June 24, 2016Doug Hadden
An article from Thomas Elston and Muiris MacCarthaigh, “Five risks to cost saving from sharing services” in Public Finance International was published a day after my post about lessons learned from failures in government technology shared services came out. Both articles come to a similar conclusion “question the widespread presumption that shared services are a viable and valuable cost-cutting solution in every scenario, no matter the context.”
Both articles come to this conclusion in different ways. My article focused on the specific assumptions made when government leaders decide on shared services such as thinking risk is reduced through very large vendors or failing to realize there are diminishing returns for process standardization.
Elston and MacCarthaigh had a rigorous approach to analyzing shared services risk. It’s high time for independent academic observers to burst the vendor hyperbole about the wonders of shared services. Shared services is not a magic bullet to massive savings. Governments need realistic expectations to better leverage scarce public money.
The article is technology neutral. (My sense is that there are differing levels of risk related to technology complexity: data centre consolidation is less risky than e-mail/office tools consolidation, which is far less risky than enterprise software.)
The key takeaway from “Five risks to cost saving from sharing services” is the recognition that government organizations have technology that would need to change to support shared services.

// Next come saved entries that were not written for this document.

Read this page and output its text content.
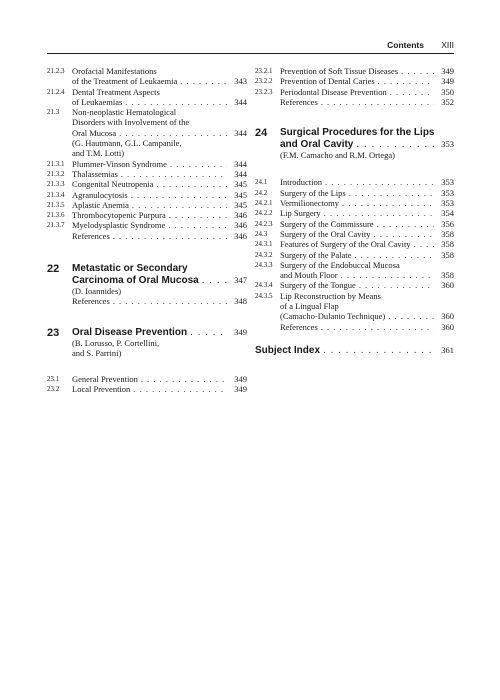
Contents XIII
21.2.3 Orofacial Manifestations
of the Treatment of Leukaemia . . .	343
21.2.4 Dental Treatment Aspects
of Leukaemias . . .	344
21.3	Non-neoplastic Hematological
Disorders with Involvement of the
Oral Mucosa . . .	344
(G. Hautmann, G.L. Campanile,
and T.M. Lotti)
21.3.1 Plummer-Vinson Syndrome . . .	344
21.3.2 Thalassemias . . .	344
21.3.3 Congenital Neutropenia . . .	345
21.3.4 Agranulocytosis . . .	345
21.3.5 Aplastic Anemia . . .	345
21.3.6 Thrombocytopenic Purpura . . .	346
21.3.7 Myelodysplastic Syndrome . . .	346
References . . .	346
22	Metastatic or Secondary
Carcinoma of Oral Mucosa . . .	347
(D. Ioannides)
References . . .	348
23	Oral Disease Prevention . . .	349
(B. Lorusso, P. Cortellini,
and S. Parrini)
23.1	General Prevention . . .	349
23.2	Local Prevention . . .	349
23.2.1 Prevention of Soft Tissue Diseases . . .	349
23.2.2 Prevention of Dental Caries . . .	349
23.2.3 Periodontal Disease Prevention . . .	350
References . . .	352
24	Surgical Procedures for the Lips
and Oral Cavity . . .	353
(F.M. Camacho and R.M. Ortega)
24.1	Introduction . . .	353
24.2	Surgery of the Lips . . .	353
24.2.1 Vermilionectomy . . .	353
24.2.2 Lip Surgery . . .	354
24.2.3 Surgery of the Commissure . . .	356
24.3	Surgery of the Oral Cavity . . .	358
24.3.1 Features of Surgery of the Oral Cavity . . .	358
24.3.2 Surgery of the Palate . . .	358
24.3.3 Surgery of the Endobuccal Mucosa
and Mouth Floor . . .	358
24.3.4 Surgery of the Tongue . . .	360
24.3.5 Lip Reconstruction by Means
of a Lingual Flap
(Camacho-Dulanto Technique) . . .	360
References . . .	360
Subject Index . . .	361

This adds “startup costs”, according to Elston and MacCarthaigh.
Many costs can increase because of duplication, complexity, and reduced service quality. This is often the impact of standardization where processes can become more complicated. Central support often results in the loss of overall service quality, availability or responsiveness. Change to systems becomes highly complex. Governance structures for shared services organizations can be unwieldy, or simplified to the point where many government organizations have no voice.